We had a few staff members go to the Southeastern Museums Conference annual meeting recently, and Christy Sinksen responded to our query about what they learned very informatively:
I went to a session on collections database issues and much of what was said relates directly to our goals for funding and installing a new collections database. The speaker's own challenging experience as she attempted to convert data from an existing database platform to a new one has directly influenced the way we are looking at implementing our eventual database upgrade, potentially saving us very significant amounts of time and money.
This past week, Paul Manoguerra attended the Southeastern College Art Conference (SECAC) annual conference, where the museum received yet another award for the exhibition and catalogue The American Scene on Paper: Prints and Drawings from the Schoen Collection, the certificate for which appears below.

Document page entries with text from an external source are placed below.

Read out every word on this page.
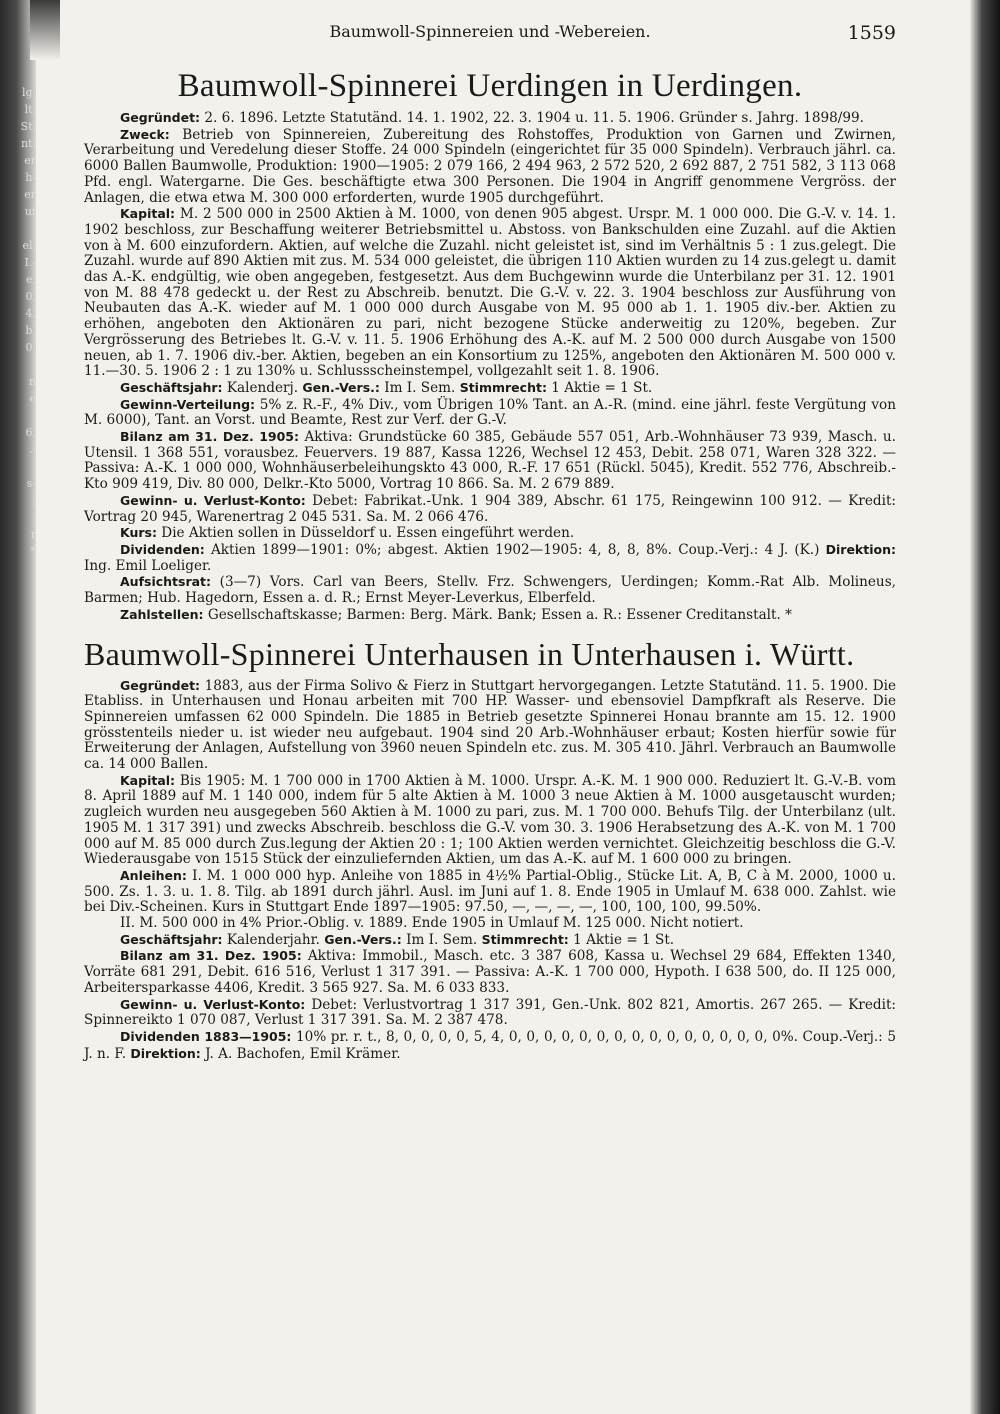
lg.
lt.
St.
nt.
er
h-
er
uf

el.
I.-
e,
0,
4,
b,
0.

n
e

6,
.:

s-
;

r
*
Baumwoll-Spinnereien und -Webereien.	1559
Baumwoll-Spinnerei Uerdingen in Uerdingen.

Gegründet: 2. 6. 1896. Letzte Statutänd. 14. 1. 1902, 22. 3. 1904 u. 11. 5. 1906. Gründer s. Jahrg. 1898/99.

Zweck: Betrieb von Spinnereien, Zubereitung des Rohstoffes, Produktion von Garnen und Zwirnen, Verarbeitung und Veredelung dieser Stoffe. 24 000 Spindeln (eingerichtet für 35 000 Spindeln). Verbrauch jährl. ca. 6000 Ballen Baumwolle, Produktion: 1900—1905: 2 079 166, 2 494 963, 2 572 520, 2 692 887, 2 751 582, 3 113 068 Pfd. engl. Watergarne. Die Ges. beschäftigte etwa 300 Personen. Die 1904 in Angriff genommene Vergröss. der Anlagen, die etwa etwa M. 300 000 erforderten, wurde 1905 durchgeführt.

Kapital: M. 2 500 000 in 2500 Aktien à M. 1000, von denen 905 abgest. Urspr. M. 1 000 000. Die G.-V. v. 14. 1. 1902 beschloss, zur Beschaffung weiterer Betriebsmittel u. Abstoss. von Bankschulden eine Zuzahl. auf die Aktien von à M. 600 einzufordern. Aktien, auf welche die Zuzahl. nicht geleistet ist, sind im Verhältnis 5 : 1 zus.gelegt. Die Zuzahl. wurde auf 890 Aktien mit zus. M. 534 000 geleistet, die übrigen 110 Aktien wurden zu 14 zus.gelegt u. damit das A.-K. endgültig, wie oben angegeben, festgesetzt. Aus dem Buchgewinn wurde die Unterbilanz per 31. 12. 1901 von M. 88 478 gedeckt u. der Rest zu Abschreib. benutzt. Die G.-V. v. 22. 3. 1904 beschloss zur Ausführung von Neubauten das A.-K. wieder auf M. 1 000 000 durch Ausgabe von M. 95 000 ab 1. 1. 1905 div.-ber. Aktien zu erhöhen, angeboten den Aktionären zu pari, nicht bezogene Stücke anderweitig zu 120%, begeben. Zur Vergrösserung des Betriebes lt. G.-V. v. 11. 5. 1906 Erhöhung des A.-K. auf M. 2 500 000 durch Ausgabe von 1500 neuen, ab 1. 7. 1906 div.-ber. Aktien, begeben an ein Konsortium zu 125%, angeboten den Aktionären M. 500 000 v. 11.—30. 5. 1906 2 : 1 zu 130% u. Schlussscheinstempel, vollgezahlt seit 1. 8. 1906.

Geschäftsjahr: Kalenderj. Gen.-Vers.: Im I. Sem. Stimmrecht: 1 Aktie = 1 St.

Gewinn-Verteilung: 5% z. R.-F., 4% Div., vom Übrigen 10% Tant. an A.-R. (mind. eine jährl. feste Vergütung von M. 6000), Tant. an Vorst. und Beamte, Rest zur Verf. der G.-V.

Bilanz am 31. Dez. 1905: Aktiva: Grundstücke 60 385, Gebäude 557 051, Arb.-Wohnhäuser 73 939, Masch. u. Utensil. 1 368 551, vorausbez. Feuervers. 19 887, Kassa 1226, Wechsel 12 453, Debit. 258 071, Waren 328 322. — Passiva: A.-K. 1 000 000, Wohnhäuserbeleihungskto 43 000, R.-F. 17 651 (Rückl. 5045), Kredit. 552 776, Abschreib.-Kto 909 419, Div. 80 000, Delkr.-Kto 5000, Vortrag 10 866. Sa. M. 2 679 889.

Gewinn- u. Verlust-Konto: Debet: Fabrikat.-Unk. 1 904 389, Abschr. 61 175, Reingewinn 100 912. — Kredit: Vortrag 20 945, Warenertrag 2 045 531. Sa. M. 2 066 476.

Kurs: Die Aktien sollen in Düsseldorf u. Essen eingeführt werden.

Dividenden: Aktien 1899—1901: 0%; abgest. Aktien 1902—1905: 4, 8, 8, 8%. Coup.-Verj.: 4 J. (K.) Direktion: Ing. Emil Loeliger.

Aufsichtsrat: (3—7) Vors. Carl van Beers, Stellv. Frz. Schwengers, Uerdingen; Komm.-Rat Alb. Molineus, Barmen; Hub. Hagedorn, Essen a. d. R.; Ernst Meyer-Leverkus, Elberfeld.

Zahlstellen: Gesellschaftskasse; Barmen: Berg. Märk. Bank; Essen a. R.: Essener Creditanstalt. *

Baumwoll-Spinnerei Unterhausen in Unterhausen i. Württ.

Gegründet: 1883, aus der Firma Solivo & Fierz in Stuttgart hervorgegangen. Letzte Statutänd. 11. 5. 1900. Die Etabliss. in Unterhausen und Honau arbeiten mit 700 HP. Wasser- und ebensoviel Dampfkraft als Reserve. Die Spinnereien umfassen 62 000 Spindeln. Die 1885 in Betrieb gesetzte Spinnerei Honau brannte am 15. 12. 1900 grösstenteils nieder u. ist wieder neu aufgebaut. 1904 sind 20 Arb.-Wohnhäuser erbaut; Kosten hierfür sowie für Erweiterung der Anlagen, Aufstellung von 3960 neuen Spindeln etc. zus. M. 305 410. Jährl. Verbrauch an Baumwolle ca. 14 000 Ballen.

Kapital: Bis 1905: M. 1 700 000 in 1700 Aktien à M. 1000. Urspr. A.-K. M. 1 900 000. Reduziert lt. G.-V.-B. vom 8. April 1889 auf M. 1 140 000, indem für 5 alte Aktien à M. 1000 3 neue Aktien à M. 1000 ausgetauscht wurden; zugleich wurden neu ausgegeben 560 Aktien à M. 1000 zu pari, zus. M. 1 700 000. Behufs Tilg. der Unterbilanz (ult. 1905 M. 1 317 391) und zwecks Abschreib. beschloss die G.-V. vom 30. 3. 1906 Herabsetzung des A.-K. von M. 1 700 000 auf M. 85 000 durch Zus.legung der Aktien 20 : 1; 100 Aktien werden vernichtet. Gleichzeitig beschloss die G.-V. Wiederausgabe von 1515 Stück der einzuliefernden Aktien, um das A.-K. auf M. 1 600 000 zu bringen.

Anleihen: I. M. 1 000 000 hyp. Anleihe von 1885 in 4½% Partial-Oblig., Stücke Lit. A, B, C à M. 2000, 1000 u. 500. Zs. 1. 3. u. 1. 8. Tilg. ab 1891 durch jährl. Ausl. im Juni auf 1. 8. Ende 1905 in Umlauf M. 638 000. Zahlst. wie bei Div.-Scheinen. Kurs in Stuttgart Ende 1897—1905: 97.50, —, —, —, —, 100, 100, 100, 99.50%.

II. M. 500 000 in 4% Prior.-Oblig. v. 1889. Ende 1905 in Umlauf M. 125 000. Nicht notiert.

Geschäftsjahr: Kalenderjahr. Gen.-Vers.: Im I. Sem. Stimmrecht: 1 Aktie = 1 St.

Bilanz am 31. Dez. 1905: Aktiva: Immobil., Masch. etc. 3 387 608, Kassa u. Wechsel 29 684, Effekten 1340, Vorräte 681 291, Debit. 616 516, Verlust 1 317 391. — Passiva: A.-K. 1 700 000, Hypoth. I 638 500, do. II 125 000, Arbeitersparkasse 4406, Kredit. 3 565 927. Sa. M. 6 033 833.

Gewinn- u. Verlust-Konto: Debet: Verlustvortrag 1 317 391, Gen.-Unk. 802 821, Amortis. 267 265. — Kredit: Spinnereikto 1 070 087, Verlust 1 317 391. Sa. M. 2 387 478.

Dividenden 1883—1905: 10% pr. r. t., 8, 0, 0, 0, 0, 5, 4, 0, 0, 0, 0, 0, 0, 0, 0, 0, 0, 0, 0, 0, 0, 0, 0%. Coup.-Verj.: 5 J. n. F. Direktion: J. A. Bachofen, Emil Krämer.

Let us reiterate how tremendously proud we are of the exhibition (mark your calendars for 2011, when you'll be able to see it at GMOA) and the publication, which put forward important research on many lesser-known artists, and we are pleased as punch to see them both being recognized by others.

Friday, October 16, 2009

GMOA in the Blogs

Julie Phillips highlights GMOA's recent snagging of three publications awards at SEMC. This is the first year SEMC added awards for content, so we're particularly proud to have received two golds in that category. You can buy all three books in our shop by clicking here.

If you're keeping track, that's two awards so far for The American Scene on Paper (the other one being an IPPY in the fine art books category), and we wouldn't be surprised if there are more on the way.